As an adult living in Chicago's predominantly white Lincoln Park, Owens often experiences subtle - and sometimes not-so-subtle - moments of racism. It's only natural for the issue to surface in her work.

"I'm not a racist-sort-of-civil-rights-human-rights person, but I like to, in a very nice kind of way, I want you to think about this stuff," she said.

Owens' work often highlights historical aspects of the African-American experience not commonly known.

"The figures and faces are sometimes portraits from history that I publish in accessible forms for people who are not historians and may not know about African-American history beyond slavery, poverty, and the Civil Rights struggle," said Owens in her artist's statement.

Figures and faces are all woven together in Owens' work as a way to show the interconnectedness of all human beings.

"My hope is that - well, I think that it's stupid that we don't get along," said Owens.

While issues of race are addressed in Owens' work, they are not the only ideas related. For Owens, art is a way of working out problems.

"My work changes as I change," said Owens. "From self-centered toward looking toward the future. When I was pregnant I drew a lot of pregnant people. . . . When my mother died, I drew people underground, sort of coming apart. That was my sadness - artists channel what they cannot see."

While Owens' art often presents ideas that inspire thought, the artist says she works intuitively - she doesn't plan the subject matter out ahead of time.

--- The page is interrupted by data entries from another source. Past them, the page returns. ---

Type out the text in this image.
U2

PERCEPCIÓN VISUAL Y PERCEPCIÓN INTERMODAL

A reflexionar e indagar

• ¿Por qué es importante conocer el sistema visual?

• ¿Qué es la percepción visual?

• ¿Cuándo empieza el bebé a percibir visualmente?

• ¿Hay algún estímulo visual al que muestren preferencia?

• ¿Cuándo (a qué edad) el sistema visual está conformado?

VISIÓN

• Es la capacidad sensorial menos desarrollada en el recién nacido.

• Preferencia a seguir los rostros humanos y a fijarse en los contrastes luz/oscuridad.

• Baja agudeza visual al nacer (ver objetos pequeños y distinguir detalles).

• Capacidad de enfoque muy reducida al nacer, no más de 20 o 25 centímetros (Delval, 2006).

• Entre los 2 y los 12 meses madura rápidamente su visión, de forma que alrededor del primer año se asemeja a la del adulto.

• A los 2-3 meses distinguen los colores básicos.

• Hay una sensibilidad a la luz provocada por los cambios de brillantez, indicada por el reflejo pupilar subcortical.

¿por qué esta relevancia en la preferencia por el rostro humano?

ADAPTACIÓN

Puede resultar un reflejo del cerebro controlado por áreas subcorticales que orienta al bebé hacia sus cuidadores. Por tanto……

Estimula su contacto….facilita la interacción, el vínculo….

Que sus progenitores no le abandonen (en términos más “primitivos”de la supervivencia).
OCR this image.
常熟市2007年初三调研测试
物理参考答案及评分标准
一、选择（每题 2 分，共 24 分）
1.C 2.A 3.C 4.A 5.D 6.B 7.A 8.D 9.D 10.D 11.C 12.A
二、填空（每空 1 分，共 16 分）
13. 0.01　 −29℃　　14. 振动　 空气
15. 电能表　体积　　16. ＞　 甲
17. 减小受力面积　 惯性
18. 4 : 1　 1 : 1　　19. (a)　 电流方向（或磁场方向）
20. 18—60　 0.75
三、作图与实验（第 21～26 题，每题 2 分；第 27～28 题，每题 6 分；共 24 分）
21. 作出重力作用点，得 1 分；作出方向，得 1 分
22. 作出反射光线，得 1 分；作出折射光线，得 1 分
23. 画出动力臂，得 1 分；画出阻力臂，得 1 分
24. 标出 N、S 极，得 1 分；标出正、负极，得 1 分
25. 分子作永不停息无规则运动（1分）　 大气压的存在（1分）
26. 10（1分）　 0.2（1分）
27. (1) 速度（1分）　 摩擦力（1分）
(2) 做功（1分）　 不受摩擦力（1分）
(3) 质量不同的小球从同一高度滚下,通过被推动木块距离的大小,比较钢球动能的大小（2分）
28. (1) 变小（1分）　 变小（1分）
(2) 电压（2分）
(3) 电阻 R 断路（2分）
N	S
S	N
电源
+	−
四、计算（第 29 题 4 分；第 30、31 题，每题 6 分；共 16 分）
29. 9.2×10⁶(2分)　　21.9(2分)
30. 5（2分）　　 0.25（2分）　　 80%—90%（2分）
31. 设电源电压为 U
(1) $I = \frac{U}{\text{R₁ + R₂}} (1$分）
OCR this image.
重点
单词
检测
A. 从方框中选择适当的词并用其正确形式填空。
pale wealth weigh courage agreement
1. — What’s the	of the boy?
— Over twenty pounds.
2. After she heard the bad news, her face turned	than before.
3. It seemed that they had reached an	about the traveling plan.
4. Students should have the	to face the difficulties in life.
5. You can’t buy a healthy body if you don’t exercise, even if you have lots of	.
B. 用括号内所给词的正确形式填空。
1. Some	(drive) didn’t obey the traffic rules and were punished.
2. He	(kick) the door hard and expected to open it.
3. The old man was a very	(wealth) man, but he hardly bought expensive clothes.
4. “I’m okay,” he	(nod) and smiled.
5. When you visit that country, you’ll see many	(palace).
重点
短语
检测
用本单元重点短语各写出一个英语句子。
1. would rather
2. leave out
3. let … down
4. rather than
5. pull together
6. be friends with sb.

"With art you don't know exactly what you are going for until you have done it, and then you have to sit down and think about it," she explained. "As much as art school helps you to learn how to mix colors, and about linear perspective . . . you have to use those skills in your own personal way. You have to learn to trust your instincts."

The artist has had years to tune into her intuition and hone her skills. She knew when she was in third grade that she wanted to be an artist, and she came from a family of creative people for which art was a way of life. And while she hasn't always earned her living making art, she's always made art.

"I tell people that I don't need special conditions to make art," said Owens. "I don't need to be in the right mood or have special music. I'm an artist, and I make art. I don't know what made me an artist - I just do it 'cause I can't stop myself."

If you go

- What: "Joyce Owens: Retrospective," artwork by Chicago-based artist Joyce Owens.

- When: Through June 28. Gallery hours are Tuesday through Saturday, 11 a.m. to 5 p.m., and until 8:30 p.m. on Fridays.

- Where: Contemporary Art Center of Peoria, 305 SW Water St., Peoria.